Pemerintah Arab Saudi telah mengambil keputusan penting: visa haji furoda tidak akan diterbitkan pada penyelenggaraan haji 1446 H/ 2025 M. Konfirmasi ini datang dari Dewan Pengurus Pusat Asosiasi Muslim Penyelenggara Haji dan Umrah Republik Indonesia (DPP AMPHURI).

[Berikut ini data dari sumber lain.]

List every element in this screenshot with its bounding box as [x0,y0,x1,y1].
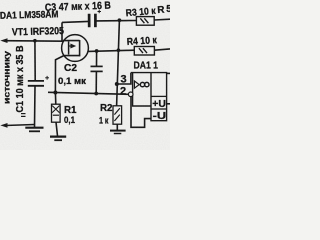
scan dirt marks [21,114,26,117]
label R3 10k [125,6,156,20]
label R1 [64,105,77,116]
label VT1 IRF3205 [12,26,65,38]
wire C2 top lead [96,51,98,66]
C3 plus mark [98,10,102,13]
label R2 [100,103,113,114]
wire C2 bottom lead [95,71,97,93]
wire C1 bottom lead [34,86,37,128]
wire source to R1 [54,93,56,105]
label -U [153,111,167,122]
node C1 top [33,39,37,43]
wire bottom terminal to C1 [5,125,35,126]
ground under R1 [50,137,66,141]
label pin 3 [121,74,127,86]
wire R4 to right edge [154,49,170,50]
VT1 gate electrode [68,42,70,55]
label R1 value [64,115,76,126]
label C2 [64,63,77,74]
label +U [152,99,166,110]
ground under C1 [25,128,43,132]
label к источнику (vertical) [3,50,12,104]
wire source diagonal from VT1 [55,56,63,93]
node pin3 tap [115,82,119,86]
wire setpoint riser (top wire to R2) [117,20,120,106]
label C3 value [45,1,112,14]
terminal arrow bottom [0,123,7,128]
op-amp DA1.1 box [131,73,167,121]
wire R2 bottom [116,124,118,130]
label DA1 1 [134,61,159,72]
op-amp cell line +U top [151,95,167,97]
output pin tick [167,72,170,74]
resistor R2 [113,106,122,124]
capacitor C1 [28,81,44,86]
label C2 value [58,76,86,87]
transistor VT1 body [62,35,89,62]
node top wire / setpoint riser [118,18,122,22]
node C2 top [95,49,99,53]
R3 power marks [140,18,148,23]
inverting input bubble [128,92,133,97]
wire -U to inverting node [131,97,151,128]
wire gate to R4 [88,50,134,51]
label R4 10k [127,35,158,48]
capacitor C3 [89,14,95,28]
R1 inner X mark [52,106,59,113]
node C2 bottom [94,92,98,96]
op-amp cell line divider [151,108,167,110]
R4 power marks [139,48,147,53]
label DA1 LM358AM [0,9,59,22]
wire R3 to right edge [154,18,170,21]
VT1 drain tap [63,40,80,42]
op-amp triangle infinity [134,81,139,88]
R2 inner marks [114,108,119,121]
label R2 value [99,115,109,126]
capacitor C2 [91,66,103,71]
paper noise overlay [0,0,1,1]
label C1 value (vertical) [15,46,26,113]
R1 inner bar [53,114,59,116]
wire top to C3 [62,21,89,22]
wire source sense [48,92,129,94]
VT1 channel [79,40,81,56]
+U pin tick [167,103,170,105]
wire drain riser [61,22,63,41]
resistor R4 [134,47,154,56]
terminal arrow top (to source) [0,38,7,43]
VT1 substrate arrow [69,45,71,47]
ground under R2 [110,131,126,134]
label pin 2 [120,85,126,97]
resistor R1 [52,104,61,122]
C1 plus mark [45,76,49,80]
wire pin 3 [118,73,131,84]
node source / R1 [53,91,57,95]
VT1 source tap [64,55,80,57]
node gate wire / riser cross [117,48,121,52]
wire C3 to R3 [96,20,136,22]
wire R1 bottom [56,122,58,136]
wire drain to terminal [5,40,64,43]
wire C1 top lead [34,40,36,81]
label R5 partial [157,4,172,16]
resistor R3 [136,17,154,26]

Menanggapi situasi ini, Ketua Komisi Advokasi Badan Perlindungan Konsumen Nasional (BPKN) RI, Fitrah Bukhari, mendesak agar opsi refund yang berkeadilan dipertimbangkan secara serius.
Pernyataan tersebut didasarkan pada Undang-Undang No. 8 Tahun 1999 tentang Perlindungan Konsumen (UUPK). Undang-undang ini dengan jelas mengatur bahwa konsumen memiliki hak untuk memperoleh kompensasi, ganti rugi, dan/atau penggantian, apabila barang dan/atau jasa yang diterima tidak sesuai dengan perjanjian yang telah disepakati, atau tidak sebagaimana mestinya (Pasal 4 huruf h UU PK). Apakah hak ini akan terpenuhi?
Hal ini sejalan dengan kewajiban pelaku usaha untuk memberikan kompensasi, ganti rugi, dan/atau penggantian apabila barang dan/atau jasa yang diterima atau dimanfaatkan oleh konsumen tidak sesuai dengan perjanjian yang telah disetujui bersama (Pasal 7 huruf f UU PK). Jadi, perlindungan konsumen adalah kunci.
"Mengenai besaran pengembalian dana, apakah akan dilakukan secara penuh atau tidak, BPKN berpandangan bahwa perlu dilakukan peninjauan mendalam terhadap perjanjian yang ada antara konsumen dan Penyelenggara Ibadah Haji Khusus (PIHK) selaku pelaku usaha sebelum transaksi dilakukan. Hal ini krusial untuk menentukan apakah dalam perjanjian tersebut terdapat klausul force majeure yang dapat mempengaruhi jumlah pengembalian dana," ujar Fitrah Bukhari kepada awak media, seperti yang disampaikan dalam pesannya pada hari Minggu (1/6/2025).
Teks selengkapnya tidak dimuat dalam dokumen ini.